An unintended consequence of the rapid expansion of cloud environments is cloud sprawl – i.e., an organization’s cloud environment becoming so large and/or unmonitored that it is no longer being adequately controlled by the institution. This opens the door to many risks, including operational inefficiencies, rogue IT, and cybersecurity vulnerabilities like ransomware and data theft. 

However, the rise of artificial intelligence (AI) in the enterprise provides an opportunity to tackle data growth and rein in cloud sprawl without placing unnecessary strain on already overworked IT teams.

Bringing Runaway Cloud Under Control

Following the cloud rush of the past decade, companies are struggling to catch up and gain a complete understanding of their data security posture to determine where all their data is being held in the cloud, when data is downloaded and by whom, and if that person is who they say they are or if their credentials have been stolen. Exacerbating the problem is the skills shortage in the tech industry, which is even more prevalent among cloud specialists who must have expertise not only in security but in cloud and compliance as well. Multi-cloud environments can get especially confusing because there are often no systems in place to monitor data infrastructure across multiple cloud entities.

AI can help to wrangle all of that by leveraging metadata: the data about the data. For every file, there’s also information on its size, when it was created, where it lives, etc. AI can scan and aggregate this metadata from different sources to highlight anomalies and identify trends, creating reports on where all data is stored and where companies may be wasting their money. For example, identifying when an organization is unnecessarily storing data in the cloud and paying excess ingress and egress fees. AI discovers and studies these kinds of patterns better than enterprises have been able to do previously. 

Businesses can use this information to analyze cloud performance and find opportunities to reduce redundancies. In the end, it will arm IT decision-makers with the information they need to make smarter choices about how and when they use the cloud. 

The Role of Hybrid Cloud

Using AI, organizations will be able to answer the three most important questions related to their data security posture: where is my data, how much is it costing me to store, and how am I going to recover in the event of a cyberattack or outage. Traditional methods of data mapping are often error-prone, time-consuming, and ultimately can’t keep pace with complex cloud environments. Leveraging AI, organizations can automatically scan data across diverse storage locations – regardless of working in the cloud or on-premises. At the same time, AI can quickly analyze past storage usage and predict future needs, cutting out unnecessary costs to optimize storage allocation while also analyzing historical backup and disaster recovery plans and predicting potential future threats. 

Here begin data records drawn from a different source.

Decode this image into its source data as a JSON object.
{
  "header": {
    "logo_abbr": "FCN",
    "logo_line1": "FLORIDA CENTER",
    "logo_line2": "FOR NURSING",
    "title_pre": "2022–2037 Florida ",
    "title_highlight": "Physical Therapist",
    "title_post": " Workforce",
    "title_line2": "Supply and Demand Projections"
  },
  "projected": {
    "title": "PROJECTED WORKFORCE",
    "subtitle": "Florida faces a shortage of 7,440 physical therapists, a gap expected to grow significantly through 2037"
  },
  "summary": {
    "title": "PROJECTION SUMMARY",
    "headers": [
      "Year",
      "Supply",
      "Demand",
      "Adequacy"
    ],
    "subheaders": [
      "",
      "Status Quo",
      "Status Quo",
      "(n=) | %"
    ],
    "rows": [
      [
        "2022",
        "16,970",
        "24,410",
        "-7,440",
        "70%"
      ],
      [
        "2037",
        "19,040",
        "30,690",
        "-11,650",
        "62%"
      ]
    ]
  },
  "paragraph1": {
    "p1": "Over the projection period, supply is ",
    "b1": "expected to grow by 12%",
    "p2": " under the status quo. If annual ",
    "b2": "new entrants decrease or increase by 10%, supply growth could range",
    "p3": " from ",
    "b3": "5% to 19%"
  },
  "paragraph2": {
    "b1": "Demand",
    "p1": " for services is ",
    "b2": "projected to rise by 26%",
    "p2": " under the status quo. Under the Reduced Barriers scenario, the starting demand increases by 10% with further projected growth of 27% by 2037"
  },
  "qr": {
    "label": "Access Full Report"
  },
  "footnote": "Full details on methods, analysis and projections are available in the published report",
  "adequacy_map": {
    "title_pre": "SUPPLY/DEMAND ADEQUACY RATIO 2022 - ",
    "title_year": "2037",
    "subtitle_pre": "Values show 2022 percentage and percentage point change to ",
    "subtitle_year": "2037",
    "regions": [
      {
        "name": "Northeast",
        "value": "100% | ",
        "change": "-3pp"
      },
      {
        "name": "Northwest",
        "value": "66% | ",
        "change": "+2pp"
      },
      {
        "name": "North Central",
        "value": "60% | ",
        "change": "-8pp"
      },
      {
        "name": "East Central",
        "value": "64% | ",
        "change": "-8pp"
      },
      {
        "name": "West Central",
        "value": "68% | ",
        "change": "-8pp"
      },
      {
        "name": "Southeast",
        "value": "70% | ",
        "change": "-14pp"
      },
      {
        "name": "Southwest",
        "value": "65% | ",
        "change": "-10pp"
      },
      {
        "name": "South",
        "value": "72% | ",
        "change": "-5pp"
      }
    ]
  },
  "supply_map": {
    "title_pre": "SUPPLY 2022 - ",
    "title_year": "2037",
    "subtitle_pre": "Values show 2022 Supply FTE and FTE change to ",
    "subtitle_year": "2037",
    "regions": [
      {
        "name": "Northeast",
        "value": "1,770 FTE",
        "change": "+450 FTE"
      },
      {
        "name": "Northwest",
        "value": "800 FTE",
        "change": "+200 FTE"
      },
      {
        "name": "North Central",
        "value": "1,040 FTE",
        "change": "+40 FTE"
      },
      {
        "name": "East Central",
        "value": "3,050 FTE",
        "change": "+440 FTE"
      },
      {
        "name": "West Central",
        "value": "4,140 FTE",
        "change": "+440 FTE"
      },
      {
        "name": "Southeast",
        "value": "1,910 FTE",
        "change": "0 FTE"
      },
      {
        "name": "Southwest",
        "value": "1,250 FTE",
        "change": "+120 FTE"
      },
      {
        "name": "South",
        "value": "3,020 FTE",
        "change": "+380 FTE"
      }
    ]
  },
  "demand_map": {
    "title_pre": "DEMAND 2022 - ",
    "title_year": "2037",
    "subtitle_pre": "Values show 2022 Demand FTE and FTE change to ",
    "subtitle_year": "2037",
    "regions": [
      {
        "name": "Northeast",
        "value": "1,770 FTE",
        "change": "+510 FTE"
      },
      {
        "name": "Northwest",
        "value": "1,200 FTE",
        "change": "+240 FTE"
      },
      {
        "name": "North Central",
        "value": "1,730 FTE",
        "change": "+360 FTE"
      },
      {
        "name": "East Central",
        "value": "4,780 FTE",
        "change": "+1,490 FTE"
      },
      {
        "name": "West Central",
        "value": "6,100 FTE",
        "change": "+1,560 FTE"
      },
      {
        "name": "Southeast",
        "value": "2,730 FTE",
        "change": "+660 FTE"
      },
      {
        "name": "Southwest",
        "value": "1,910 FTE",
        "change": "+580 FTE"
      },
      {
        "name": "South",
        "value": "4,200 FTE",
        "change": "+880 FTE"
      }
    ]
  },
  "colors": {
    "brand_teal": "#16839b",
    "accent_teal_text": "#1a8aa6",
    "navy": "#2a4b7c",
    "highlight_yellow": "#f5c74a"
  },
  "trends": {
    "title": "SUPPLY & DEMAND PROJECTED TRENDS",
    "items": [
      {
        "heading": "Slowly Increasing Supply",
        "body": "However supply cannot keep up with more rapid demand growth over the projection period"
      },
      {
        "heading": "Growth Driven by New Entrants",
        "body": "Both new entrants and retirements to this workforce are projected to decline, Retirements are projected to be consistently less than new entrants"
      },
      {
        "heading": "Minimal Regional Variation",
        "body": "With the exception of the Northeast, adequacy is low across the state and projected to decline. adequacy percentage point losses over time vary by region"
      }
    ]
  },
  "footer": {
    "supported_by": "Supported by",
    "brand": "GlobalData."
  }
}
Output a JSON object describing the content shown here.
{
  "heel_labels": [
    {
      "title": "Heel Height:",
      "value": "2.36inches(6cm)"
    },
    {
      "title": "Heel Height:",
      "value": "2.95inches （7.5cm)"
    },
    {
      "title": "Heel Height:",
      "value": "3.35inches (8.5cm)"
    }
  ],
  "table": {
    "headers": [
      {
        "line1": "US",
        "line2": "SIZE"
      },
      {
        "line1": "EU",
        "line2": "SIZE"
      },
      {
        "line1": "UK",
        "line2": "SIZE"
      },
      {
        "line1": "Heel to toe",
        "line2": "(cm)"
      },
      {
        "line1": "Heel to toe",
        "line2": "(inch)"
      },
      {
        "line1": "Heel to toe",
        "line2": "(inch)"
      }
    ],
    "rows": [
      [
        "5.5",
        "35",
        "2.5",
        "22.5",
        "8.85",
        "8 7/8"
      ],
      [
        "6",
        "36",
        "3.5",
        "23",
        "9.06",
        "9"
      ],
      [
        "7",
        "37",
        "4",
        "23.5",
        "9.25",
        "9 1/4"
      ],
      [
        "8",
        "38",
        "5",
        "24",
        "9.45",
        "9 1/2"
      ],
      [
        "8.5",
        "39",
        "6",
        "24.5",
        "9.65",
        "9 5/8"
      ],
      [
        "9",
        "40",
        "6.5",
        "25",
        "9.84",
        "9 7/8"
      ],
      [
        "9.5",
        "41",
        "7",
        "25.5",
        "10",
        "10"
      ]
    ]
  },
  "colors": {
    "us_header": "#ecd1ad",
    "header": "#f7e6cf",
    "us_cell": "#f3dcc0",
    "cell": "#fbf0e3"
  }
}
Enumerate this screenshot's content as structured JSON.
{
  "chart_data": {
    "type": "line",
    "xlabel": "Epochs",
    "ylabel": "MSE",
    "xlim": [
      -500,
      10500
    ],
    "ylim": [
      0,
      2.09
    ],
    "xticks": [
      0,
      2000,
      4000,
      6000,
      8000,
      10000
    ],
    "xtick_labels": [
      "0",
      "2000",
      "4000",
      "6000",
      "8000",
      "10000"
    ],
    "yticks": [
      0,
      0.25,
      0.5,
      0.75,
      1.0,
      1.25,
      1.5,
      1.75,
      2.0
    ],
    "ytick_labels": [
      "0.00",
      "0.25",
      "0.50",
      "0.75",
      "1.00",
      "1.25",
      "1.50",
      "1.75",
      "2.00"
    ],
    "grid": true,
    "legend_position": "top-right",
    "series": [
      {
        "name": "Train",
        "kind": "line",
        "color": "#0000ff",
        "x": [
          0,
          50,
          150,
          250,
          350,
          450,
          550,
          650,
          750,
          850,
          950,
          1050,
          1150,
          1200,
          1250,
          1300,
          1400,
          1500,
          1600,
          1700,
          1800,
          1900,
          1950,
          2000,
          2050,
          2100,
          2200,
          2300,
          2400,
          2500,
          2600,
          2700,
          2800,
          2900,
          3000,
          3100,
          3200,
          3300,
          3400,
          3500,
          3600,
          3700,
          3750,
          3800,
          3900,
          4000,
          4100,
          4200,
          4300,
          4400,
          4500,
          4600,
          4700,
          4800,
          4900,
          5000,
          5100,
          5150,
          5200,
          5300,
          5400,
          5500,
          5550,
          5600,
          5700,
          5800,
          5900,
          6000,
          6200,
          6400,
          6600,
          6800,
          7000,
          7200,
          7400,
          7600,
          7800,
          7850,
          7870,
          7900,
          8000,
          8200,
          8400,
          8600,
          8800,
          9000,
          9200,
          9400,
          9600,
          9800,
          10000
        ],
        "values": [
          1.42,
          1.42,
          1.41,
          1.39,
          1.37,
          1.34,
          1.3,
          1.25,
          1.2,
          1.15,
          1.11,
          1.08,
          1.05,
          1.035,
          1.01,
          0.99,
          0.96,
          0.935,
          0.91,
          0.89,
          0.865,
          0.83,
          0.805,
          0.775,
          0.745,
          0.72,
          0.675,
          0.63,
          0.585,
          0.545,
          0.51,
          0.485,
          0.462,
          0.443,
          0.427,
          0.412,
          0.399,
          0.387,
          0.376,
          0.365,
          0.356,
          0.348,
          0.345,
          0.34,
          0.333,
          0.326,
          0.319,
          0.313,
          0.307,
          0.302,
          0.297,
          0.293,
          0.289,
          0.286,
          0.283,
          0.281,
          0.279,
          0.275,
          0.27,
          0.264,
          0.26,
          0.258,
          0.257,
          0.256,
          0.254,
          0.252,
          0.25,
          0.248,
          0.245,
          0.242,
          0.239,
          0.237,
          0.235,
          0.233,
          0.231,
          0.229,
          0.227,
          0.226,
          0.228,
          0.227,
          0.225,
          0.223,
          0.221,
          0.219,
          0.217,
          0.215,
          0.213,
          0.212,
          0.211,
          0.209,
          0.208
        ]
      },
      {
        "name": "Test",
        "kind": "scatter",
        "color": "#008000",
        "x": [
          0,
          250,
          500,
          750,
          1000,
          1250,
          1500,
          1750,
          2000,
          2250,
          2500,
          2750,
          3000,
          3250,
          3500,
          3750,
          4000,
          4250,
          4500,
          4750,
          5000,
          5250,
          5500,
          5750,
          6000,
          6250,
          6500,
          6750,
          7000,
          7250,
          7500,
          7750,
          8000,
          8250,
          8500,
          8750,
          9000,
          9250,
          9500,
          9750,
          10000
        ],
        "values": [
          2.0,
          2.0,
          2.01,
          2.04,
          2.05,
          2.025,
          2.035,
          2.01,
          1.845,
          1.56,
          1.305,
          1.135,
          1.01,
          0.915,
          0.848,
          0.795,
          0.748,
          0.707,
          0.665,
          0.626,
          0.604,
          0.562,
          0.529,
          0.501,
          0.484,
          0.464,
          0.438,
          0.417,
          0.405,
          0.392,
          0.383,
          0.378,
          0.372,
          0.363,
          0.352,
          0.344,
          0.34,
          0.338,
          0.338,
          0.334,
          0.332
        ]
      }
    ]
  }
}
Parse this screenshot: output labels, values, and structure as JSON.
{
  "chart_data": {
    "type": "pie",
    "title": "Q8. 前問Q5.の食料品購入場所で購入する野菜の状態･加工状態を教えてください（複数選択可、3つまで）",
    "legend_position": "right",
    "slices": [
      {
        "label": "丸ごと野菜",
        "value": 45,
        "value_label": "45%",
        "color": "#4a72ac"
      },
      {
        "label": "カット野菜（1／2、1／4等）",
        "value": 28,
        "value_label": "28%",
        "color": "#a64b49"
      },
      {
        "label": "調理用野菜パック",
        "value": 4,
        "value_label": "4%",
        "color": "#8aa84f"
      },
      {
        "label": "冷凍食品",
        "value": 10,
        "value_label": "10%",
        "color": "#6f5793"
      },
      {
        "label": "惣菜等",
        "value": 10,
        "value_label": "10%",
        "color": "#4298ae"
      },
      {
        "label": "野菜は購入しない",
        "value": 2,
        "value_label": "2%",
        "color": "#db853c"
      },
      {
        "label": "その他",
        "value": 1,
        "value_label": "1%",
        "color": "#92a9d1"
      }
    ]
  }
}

Gaining increased visibility into cloud environments through AI-based tools will contribute to decisions about where to put data in the future and, ultimately, lead to a repatriation of some data back on-premises. 

Data storage infrastructure works best in a hybrid cloud environment, with some copies of the data in the cloud and some copies on-premises in a separate location. On-prem object storage as a backup use case supplements cloud by segmenting a separate copy of data to provide an additional layer of security that is also faster to recover. Companies that have been through a ransomware attack and were a cloud-first company know that recovering data from the cloud to anywhere else after an attack can take a massive amount of time that businesses do not have to spare. Business outages can cost companies up to $1 million an hour, not to mention the loss of reputation and customer loyalty.

In addition to reducing Recovery Point Objective (RPO) and Recovery Time Objective (RTO), keeping a copy of data on-prem is in line with the 3-2-1 methodology, a widely accepted best practice that states companies should have three copies of their data on two different types of storage media, one being offsite. As companies continue to find new use cases for AI, visibility into cloud environments will improve, and companies will find a better balance between their cloud and on-prem data storage solutions. This will lead to more informed, efficient, and resilient organizations.